A natureza explode numa iconicidade surreal.
Além de apresentar magistralmente locais e pontos emblemáticos da história da humanidade, as fotografias de Marco impressionam não somente pela sobriedade e magnitude dos planos trabalhados, mas também pelo pesado investimento em contrastes arrebatadores.
A “solidão” ofertada pelas imponentes paisagens como o deserto de San Pedro do Atacama, bem como pelos desfiladeiros encontrados no Parque Nacional Zion – EUA – facilmente contracena com a dramaticidade arquitetônica encontrada em metrópoles como Praga, Roma e Moscou ou ainda nas vilas de pescadores de Lofoten na Noruega.

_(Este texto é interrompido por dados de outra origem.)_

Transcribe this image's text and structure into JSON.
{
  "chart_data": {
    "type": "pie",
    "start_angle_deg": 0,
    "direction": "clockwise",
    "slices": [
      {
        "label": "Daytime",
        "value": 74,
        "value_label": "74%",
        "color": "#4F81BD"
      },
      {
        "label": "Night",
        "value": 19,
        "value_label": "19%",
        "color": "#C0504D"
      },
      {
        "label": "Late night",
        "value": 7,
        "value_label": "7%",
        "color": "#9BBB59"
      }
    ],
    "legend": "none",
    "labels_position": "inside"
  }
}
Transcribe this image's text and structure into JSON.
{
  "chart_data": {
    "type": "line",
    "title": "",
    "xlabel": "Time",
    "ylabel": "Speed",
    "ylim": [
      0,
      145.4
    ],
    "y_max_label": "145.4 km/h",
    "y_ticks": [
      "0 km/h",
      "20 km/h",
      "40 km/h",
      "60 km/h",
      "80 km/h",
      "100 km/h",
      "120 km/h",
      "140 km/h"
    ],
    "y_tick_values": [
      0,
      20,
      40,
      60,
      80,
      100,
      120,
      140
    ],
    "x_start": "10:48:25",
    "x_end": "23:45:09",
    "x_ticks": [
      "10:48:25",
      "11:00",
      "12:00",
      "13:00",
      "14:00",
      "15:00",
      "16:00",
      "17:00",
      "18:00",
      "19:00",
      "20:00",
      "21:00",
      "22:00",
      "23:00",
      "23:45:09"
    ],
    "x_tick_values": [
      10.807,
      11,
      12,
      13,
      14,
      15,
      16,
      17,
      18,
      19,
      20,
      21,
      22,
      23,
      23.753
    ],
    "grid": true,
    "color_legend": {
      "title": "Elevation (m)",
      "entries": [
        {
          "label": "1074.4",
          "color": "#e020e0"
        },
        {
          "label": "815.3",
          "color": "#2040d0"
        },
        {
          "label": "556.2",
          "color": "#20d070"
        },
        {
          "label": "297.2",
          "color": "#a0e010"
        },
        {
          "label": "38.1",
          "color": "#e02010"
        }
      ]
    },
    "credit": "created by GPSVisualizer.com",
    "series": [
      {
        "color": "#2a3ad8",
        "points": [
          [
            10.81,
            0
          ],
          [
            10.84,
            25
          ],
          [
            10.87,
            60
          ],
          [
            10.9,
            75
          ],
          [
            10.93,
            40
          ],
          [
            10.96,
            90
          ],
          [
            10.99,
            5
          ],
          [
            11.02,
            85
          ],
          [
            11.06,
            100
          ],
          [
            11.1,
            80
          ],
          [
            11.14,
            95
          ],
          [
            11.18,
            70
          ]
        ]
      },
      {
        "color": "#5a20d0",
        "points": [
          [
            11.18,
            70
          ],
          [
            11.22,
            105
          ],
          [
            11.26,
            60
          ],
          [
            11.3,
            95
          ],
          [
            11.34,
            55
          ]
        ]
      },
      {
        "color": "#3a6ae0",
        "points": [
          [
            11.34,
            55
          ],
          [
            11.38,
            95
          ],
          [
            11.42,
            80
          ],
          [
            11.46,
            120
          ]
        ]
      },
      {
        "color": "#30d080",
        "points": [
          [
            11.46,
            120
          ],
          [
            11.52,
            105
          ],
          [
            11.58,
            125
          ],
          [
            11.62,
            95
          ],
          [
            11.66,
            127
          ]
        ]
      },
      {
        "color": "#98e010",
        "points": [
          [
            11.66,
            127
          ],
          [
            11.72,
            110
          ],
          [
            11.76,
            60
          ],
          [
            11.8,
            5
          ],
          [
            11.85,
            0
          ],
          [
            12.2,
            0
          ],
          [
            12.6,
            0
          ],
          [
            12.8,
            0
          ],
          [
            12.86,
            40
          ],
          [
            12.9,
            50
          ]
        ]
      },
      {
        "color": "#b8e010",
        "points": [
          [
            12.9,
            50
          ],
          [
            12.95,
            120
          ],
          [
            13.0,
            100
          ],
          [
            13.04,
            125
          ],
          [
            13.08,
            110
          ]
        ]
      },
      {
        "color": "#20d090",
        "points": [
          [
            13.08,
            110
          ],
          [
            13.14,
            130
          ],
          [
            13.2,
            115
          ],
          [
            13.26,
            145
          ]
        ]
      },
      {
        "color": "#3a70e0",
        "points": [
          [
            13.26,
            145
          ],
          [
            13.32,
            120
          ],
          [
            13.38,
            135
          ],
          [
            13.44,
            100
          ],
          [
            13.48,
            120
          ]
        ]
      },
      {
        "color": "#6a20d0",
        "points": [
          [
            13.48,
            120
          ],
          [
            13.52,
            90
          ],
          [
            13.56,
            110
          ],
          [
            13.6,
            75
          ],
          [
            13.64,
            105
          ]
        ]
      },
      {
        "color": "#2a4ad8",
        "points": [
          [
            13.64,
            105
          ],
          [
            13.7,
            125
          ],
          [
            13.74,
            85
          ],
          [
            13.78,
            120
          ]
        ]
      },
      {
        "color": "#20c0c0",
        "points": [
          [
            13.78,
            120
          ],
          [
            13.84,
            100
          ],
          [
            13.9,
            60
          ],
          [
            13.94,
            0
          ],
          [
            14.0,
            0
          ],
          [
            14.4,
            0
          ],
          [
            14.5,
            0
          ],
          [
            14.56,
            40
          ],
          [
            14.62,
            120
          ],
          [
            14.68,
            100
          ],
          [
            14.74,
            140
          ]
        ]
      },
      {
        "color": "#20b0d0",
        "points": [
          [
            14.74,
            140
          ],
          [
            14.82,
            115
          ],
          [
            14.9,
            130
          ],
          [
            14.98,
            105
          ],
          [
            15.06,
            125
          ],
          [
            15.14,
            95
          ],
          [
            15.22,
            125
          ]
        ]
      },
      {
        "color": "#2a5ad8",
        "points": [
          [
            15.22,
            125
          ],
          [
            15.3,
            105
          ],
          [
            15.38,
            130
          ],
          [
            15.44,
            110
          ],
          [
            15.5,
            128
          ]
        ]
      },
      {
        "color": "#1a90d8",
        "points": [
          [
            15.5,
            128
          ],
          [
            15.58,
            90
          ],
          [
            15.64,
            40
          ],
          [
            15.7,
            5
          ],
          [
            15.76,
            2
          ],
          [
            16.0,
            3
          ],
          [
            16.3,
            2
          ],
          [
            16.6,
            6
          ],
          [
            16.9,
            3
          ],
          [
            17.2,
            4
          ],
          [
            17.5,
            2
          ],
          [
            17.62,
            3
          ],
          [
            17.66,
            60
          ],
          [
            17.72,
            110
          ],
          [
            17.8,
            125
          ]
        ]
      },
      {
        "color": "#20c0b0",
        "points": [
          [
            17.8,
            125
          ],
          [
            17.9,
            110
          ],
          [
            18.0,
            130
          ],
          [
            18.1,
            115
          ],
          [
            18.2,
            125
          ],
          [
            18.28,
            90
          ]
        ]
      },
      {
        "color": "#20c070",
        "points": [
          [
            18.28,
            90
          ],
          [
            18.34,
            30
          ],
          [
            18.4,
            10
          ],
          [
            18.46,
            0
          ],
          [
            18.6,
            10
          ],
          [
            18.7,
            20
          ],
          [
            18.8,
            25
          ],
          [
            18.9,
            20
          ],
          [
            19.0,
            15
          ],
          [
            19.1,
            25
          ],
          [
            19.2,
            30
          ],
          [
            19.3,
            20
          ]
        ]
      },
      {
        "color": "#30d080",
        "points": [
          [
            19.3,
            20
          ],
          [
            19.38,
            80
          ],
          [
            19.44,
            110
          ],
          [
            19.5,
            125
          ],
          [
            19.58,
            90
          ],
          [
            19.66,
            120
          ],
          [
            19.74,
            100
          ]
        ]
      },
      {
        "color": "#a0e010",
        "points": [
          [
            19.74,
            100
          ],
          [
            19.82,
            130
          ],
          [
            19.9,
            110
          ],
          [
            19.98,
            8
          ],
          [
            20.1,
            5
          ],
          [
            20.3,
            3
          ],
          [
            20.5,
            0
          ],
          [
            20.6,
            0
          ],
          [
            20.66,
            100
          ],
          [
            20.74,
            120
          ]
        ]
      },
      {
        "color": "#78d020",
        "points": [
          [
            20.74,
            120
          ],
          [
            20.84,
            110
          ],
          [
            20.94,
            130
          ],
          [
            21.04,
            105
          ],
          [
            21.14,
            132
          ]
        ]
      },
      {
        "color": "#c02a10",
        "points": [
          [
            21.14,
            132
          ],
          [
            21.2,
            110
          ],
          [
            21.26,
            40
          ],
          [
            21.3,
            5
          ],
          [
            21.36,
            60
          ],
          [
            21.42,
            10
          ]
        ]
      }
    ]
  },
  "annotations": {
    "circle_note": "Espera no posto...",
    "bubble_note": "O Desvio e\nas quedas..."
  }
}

E como não nos rendermos a essas imagens carregadas com céus grandiosos, e que por vezes, chegam a fundirem-se com as águas, ao tempo em que, ora sentimo-nos subjugado pelas gigantescas colunas de templos como “Split” – Palácio Diocleciano, e ora chegamos a acreditar flutuar nas alturas.
Assim,
Marco intui e institui o olhar do “estrangeiro”. Sua mirada não “joga a âncora”, mas ao contrário, mesmo deixando rastros, ainda pede passagem.
Genial !!!
Com a mesma excelência, as fotografias de José Roque sutilmente imprimem sua identidade. Seu pontual olhar denuncia o quanto ele conhece, pertence ou deseja pertencer aos lugares fotografados. É o típico olhar do cronista, que ao transitar com sua câmera pelos caminhos de Halifax – Canadá –sente-se a vontade em contar pequenas histórias. Por essa razão, acredito que ele busque não somente apresentar de forma “enciclopédica” suas paisagens, mas mais do isso, que tente aproximar, colocar o leitor e cenário em perfeita sintonia.
Como é possível perceber
Os instantâneos produzidos por ele, por vezes trazem indivíduos anônimos, cuja presença instiga o leitor a querer saber mais sobre eles, sobre seus fazeres ou sobre a realidade local. Trabalhando em áreas urbanas, explorando enquadramentos mais fechados, por vezes em contraluz, o autor ao investir em ângulos insólitos, consegue intuir no leitor sua experiência como “repórter”.
É como se pudéssemos através de suas lentes, ativarmos nossa percepção sensorial, e desfrutarmos de atributos como dimensão, sensação térmica, ventilação e até mesmo o aroma e os sons existentes. Introspectivas, suas fotos em preto e branco carregam uma refinada sobriedade, onde ambientes habitados ou não, encantam não somente pela harmonia das formas, mas também pela força de elementos simbólicos como (água, escadas, balanço vazio – banco – ponto de interrogação) inclusos nas cenas.
No conjunto de fotos em que José Roque produz sobre Pictou – Canadá, a carga simbólica é notadamente sustentada por elementos arquitetônicos, onde a ação humana agora parece dominar o discurso. Exuberantes, suas fotografias em cor, mais do que “irradiar luz”, produzem um resultado icônico capaz de convocar um “grafismo” audacioso e dinâmico. Esteticamente, suas fotos com graça e elegância remetem nosso imaginário aos anos 60.
Genial !!!
Sem esquecermos
A leitura do conjunto ganha intensidade e ritmo pela cuidadosa expografia elaborada por Alexandre Eckert, na qual inúmeros signos “dialogam” e o olhar pode “se dar ao luxo” de correr solto ou ainda “repousar” sobre a inebriante planura dos quadros.
Rogério Soares: Fotógrafo, Jornalista e Professor de Fotografia e Semiótica. Mestre em Semiótica.